Moving Toward High Precision Dynamical Modelling in Hidden Markov Models
This work addresses a bottleneck in speech recognition systems by enabling more precise temporal modelling, though it is incremental as it builds on existing HMM frameworks.
The paper tackles the problem of limited topology options in Hidden Markov Models (HMMs) for speech recognition, proposing a framework to learn efficient topologies by pruning complex models, which results in better learning of complex time dependencies compared to classical left-to-right models.

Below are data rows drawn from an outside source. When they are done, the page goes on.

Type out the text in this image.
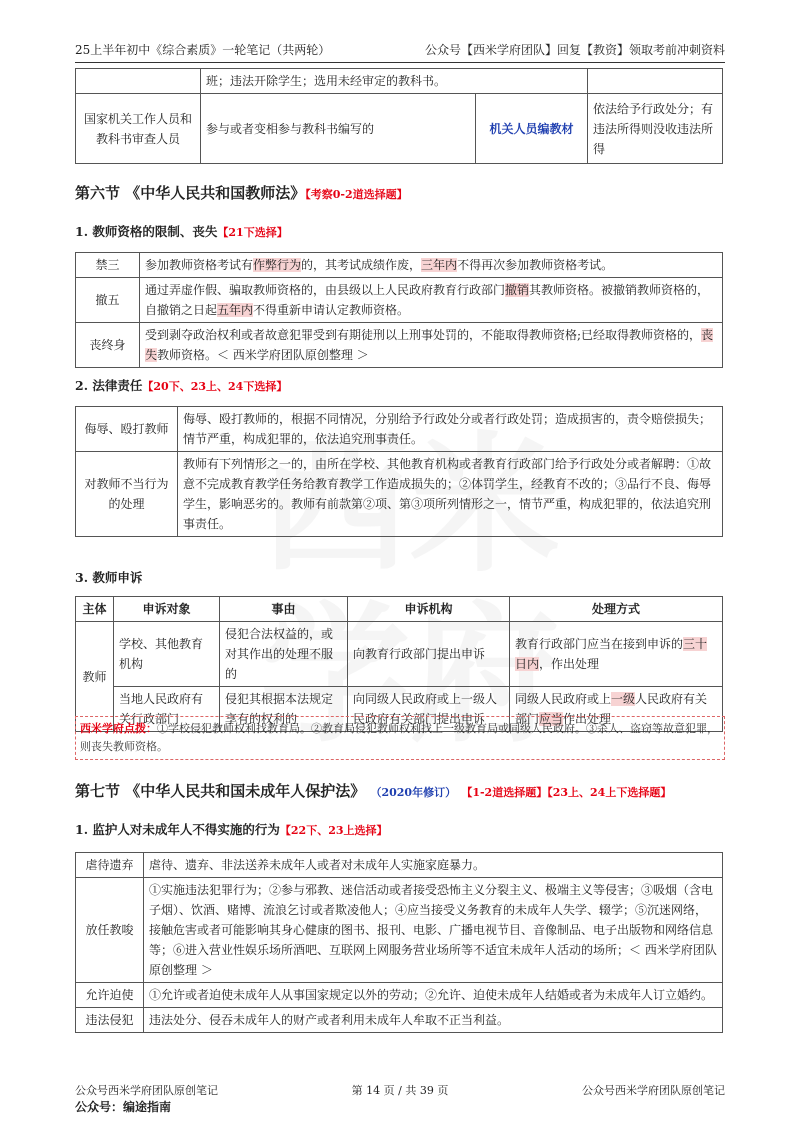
25上半年初中《综合素质》一轮笔记（共两轮）	公众号【西米学府团队】回复【教资】领取考前冲刺资料
	班；违法开除学生；选用未经审定的教科书。		
国家机关工作人员和教科书审查人员	参与或者变相参与教科书编写的	机关人员编教材	依法给予行政处分；有违法所得则没收违法所得
第六节 《中华人民共和国教师法》【考察0-2道选择题】
1. 教师资格的限制、丧失【21下选择】
禁三	参加教师资格考试有作弊行为的，其考试成绩作废，三年内不得再次参加教师资格考试。
撤五	通过弄虚作假、骗取教师资格的，由县级以上人民政府教育行政部门撤销其教师资格。被撤销教师资格的，自撤销之日起五年内不得重新申请认定教师资格。
丧终身	受到剥夺政治权利或者故意犯罪受到有期徒刑以上刑事处罚的，不能取得教师资格;已经取得教师资格的，丧失教师资格。＜ 西米学府团队原创整理 ＞
2. 法律责任【20下、23上、24下选择】
侮辱、殴打教师	侮辱、殴打教师的，根据不同情况，分别给予行政处分或者行政处罚；造成损害的，责令赔偿损失；情节严重，构成犯罪的，依法追究刑事责任。
对教师不当行为的处理	教师有下列情形之一的，由所在学校、其他教育机构或者教育行政部门给予行政处分或者解聘：①故意不完成教育教学任务给教育教学工作造成损失的；②体罚学生，经教育不改的；③品行不良、侮辱学生，影响恶劣的。教师有前款第②项、第③项所列情形之一，情节严重，构成犯罪的，依法追究刑事责任。
3. 教师申诉
主体	申诉对象	事由	申诉机构	处理方式
教师	学校、其他教育机构	侵犯合法权益的，或对其作出的处理不服的	向教育行政部门提出申诉	教育行政部门应当在接到申诉的三十日内，作出处理
	当地人民政府有关行政部门	侵犯其根据本法规定享有的权利的	向同级人民政府或上一级人民政府有关部门提出申诉	同级人民政府或上一级人民政府有关部门应当作出处理
西米学府点拨：①学校侵犯教师权利找教育局。②教育局侵犯教师权利找上一级教育局或同级人民政府。③杀人、盗窃等故意犯罪，则丧失教师资格。
第七节 《中华人民共和国未成年人保护法》 （2020年修订） 【1-2道选择题】【23上、24上下选择题】
1. 监护人对未成年人不得实施的行为【22下、23上选择】
虐待遗弃	虐待、遗弃、非法送养未成年人或者对未成年人实施家庭暴力。
放任教唆	①实施违法犯罪行为；②参与邪教、迷信活动或者接受恐怖主义分裂主义、极端主义等侵害；③吸烟（含电子烟）、饮酒、赌博、流浪乞讨或者欺凌他人；④应当接受义务教育的未成年人失学、辍学；⑤沉迷网络，接触危害或者可能影响其身心健康的图书、报刊、电影、广播电视节目、音像制品、电子出版物和网络信息等；⑥进入营业性娱乐场所酒吧、互联网上网服务营业场所等不适宜未成年人活动的场所；＜ 西米学府团队原创整理 ＞
允许迫使	①允许或者迫使未成年人从事国家规定以外的劳动；②允许、迫使未成年人结婚或者为未成年人订立婚约。
违法侵犯	违法处分、侵吞未成年人的财产或者利用未成年人牟取不正当利益。
公众号西米学府团队原创笔记	第 14 页 / 共 39 页	公众号西米学府团队原创笔记
公众号：编途指南
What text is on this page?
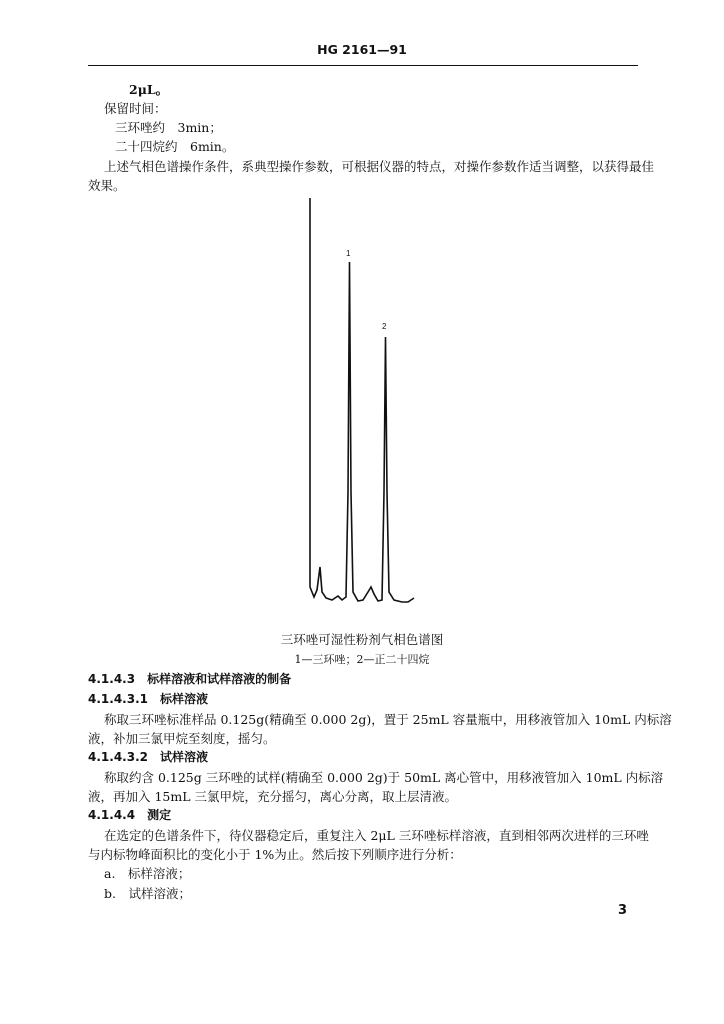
HG 2161—91
2μL。
保留时间：
三环唑约　3min；
二十四烷约　6min。
上述气相色谱操作条件，系典型操作参数，可根据仪器的特点，对操作参数作适当调整，以获得最佳
效果。
1
2
三环唑可湿性粉剂气相色谱图
1—三环唑；2—正二十四烷
4.1.4.3　标样溶液和试样溶液的制备
4.1.4.3.1　标样溶液
称取三环唑标准样品 0.125g(精确至 0.000 2g)，置于 25mL 容量瓶中，用移液管加入 10mL 内标溶
液，补加三氯甲烷至刻度，摇匀。
4.1.4.3.2　试样溶液
称取约含 0.125g 三环唑的试样(精确至 0.000 2g)于 50mL 离心管中，用移液管加入 10mL 内标溶
液，再加入 15mL 三氯甲烷，充分摇匀，离心分离，取上层清液。
4.1.4.4　测定
在选定的色谱条件下，待仪器稳定后，重复注入 2μL 三环唑标样溶液，直到相邻两次进样的三环唑
与内标物峰面积比的变化小于 1%为止。然后按下列顺序进行分析：
a.　标样溶液；
b.　试样溶液；
3
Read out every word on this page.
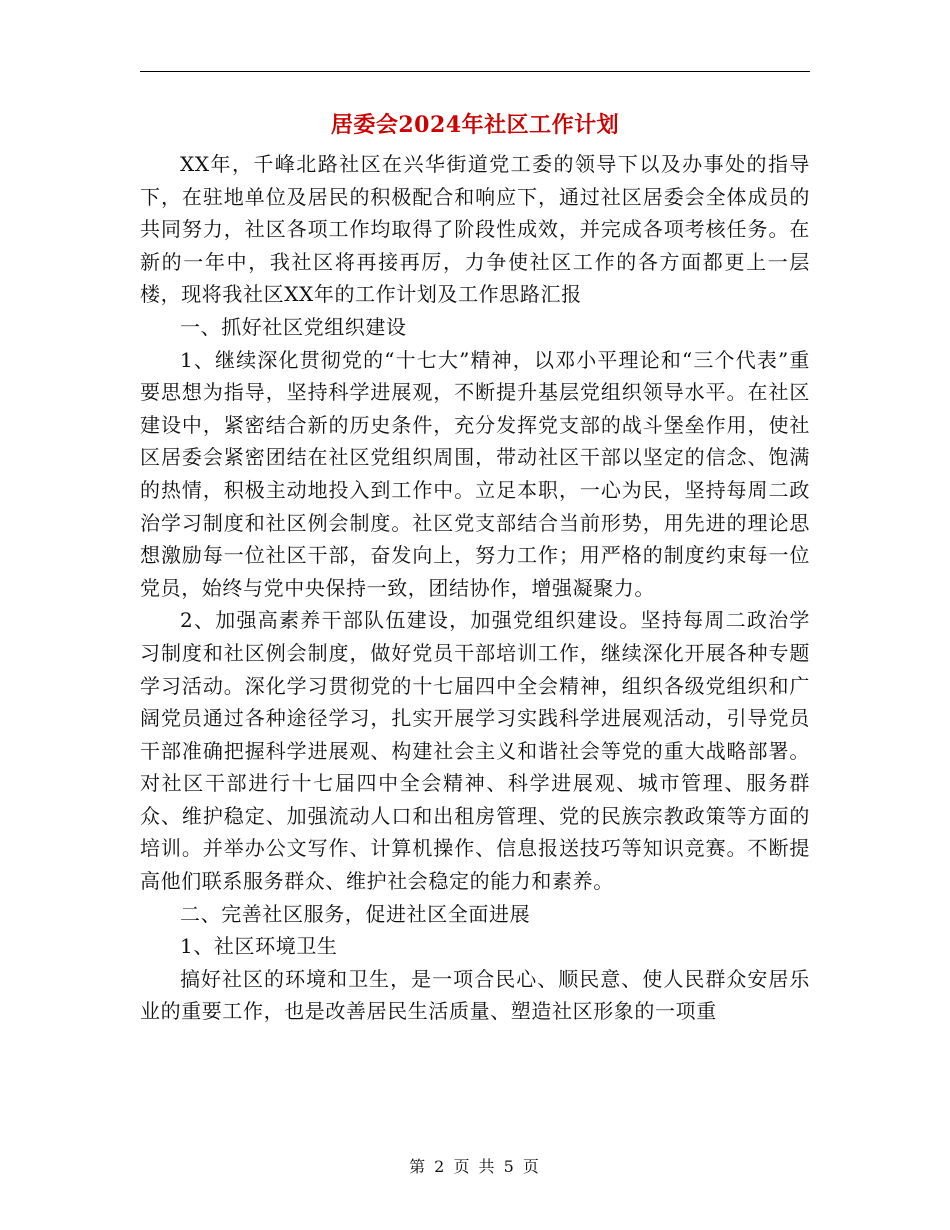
居委会2024年社区工作计划

XX年，千峰北路社区在兴华街道党工委的领导下以及办事处的指导下，在驻地单位及居民的积极配合和响应下，通过社区居委会全体成员的共同努力，社区各项工作均取得了阶段性成效，并完成各项考核任务。在新的一年中，我社区将再接再厉，力争使社区工作的各方面都更上一层楼，现将我社区XX年的工作计划及工作思路汇报

一、抓好社区党组织建设

1、继续深化贯彻党的“十七大”精神，以邓小平理论和“三个代表”重要思想为指导，坚持科学进展观，不断提升基层党组织领导水平。在社区建设中，紧密结合新的历史条件，充分发挥党支部的战斗堡垒作用，使社区居委会紧密团结在社区党组织周围，带动社区干部以坚定的信念、饱满的热情，积极主动地投入到工作中。立足本职，一心为民，坚持每周二政治学习制度和社区例会制度。社区党支部结合当前形势，用先进的理论思想激励每一位社区干部，奋发向上，努力工作；用严格的制度约束每一位党员，始终与党中央保持一致，团结协作，增强凝聚力。

2、加强高素养干部队伍建设，加强党组织建设。坚持每周二政治学习制度和社区例会制度，做好党员干部培训工作，继续深化开展各种专题学习活动。深化学习贯彻党的十七届四中全会精神，组织各级党组织和广阔党员通过各种途径学习，扎实开展学习实践科学进展观活动，引导党员干部准确把握科学进展观、构建社会主义和谐社会等党的重大战略部署。对社区干部进行十七届四中全会精神、科学进展观、城市管理、服务群众、维护稳定、加强流动人口和出租房管理、党的民族宗教政策等方面的培训。并举办公文写作、计算机操作、信息报送技巧等知识竞赛。不断提高他们联系服务群众、维护社会稳定的能力和素养。

二、完善社区服务，促进社区全面进展

1、社区环境卫生

搞好社区的环境和卫生，是一项合民心、顺民意、使人民群众安居乐业的重要工作，也是改善居民生活质量、塑造社区形象的一项重

第 2 页 共 5 页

Hidden Markov Model (HMM) is often regarded as the dynamical model of choice in many fields and applications. It is also at the heart of most state-of-the-art speech recognition systems since the 70's. However, from Gaussian mixture models HMMs (GMM-HMM) to deep neural network HMMs (DNN-HMM), the underlying Markovian chain of state-of-the-art models did not changed much. The "left-to-right" topology is mostly always employed because very few other alternatives exist. In this paper, we propose that finely-tuned HMM topologies are essential for precise temporal modelling and that this approach should be investigated in state-of-the-art HMM system. As such, we propose a proof-of-concept framework for learning efficient topologies by pruning down complex generic models. Speech recognition experiments that were conducted indicate that complex time dependencies can be better learned by this approach than with classical "left-to-right" models.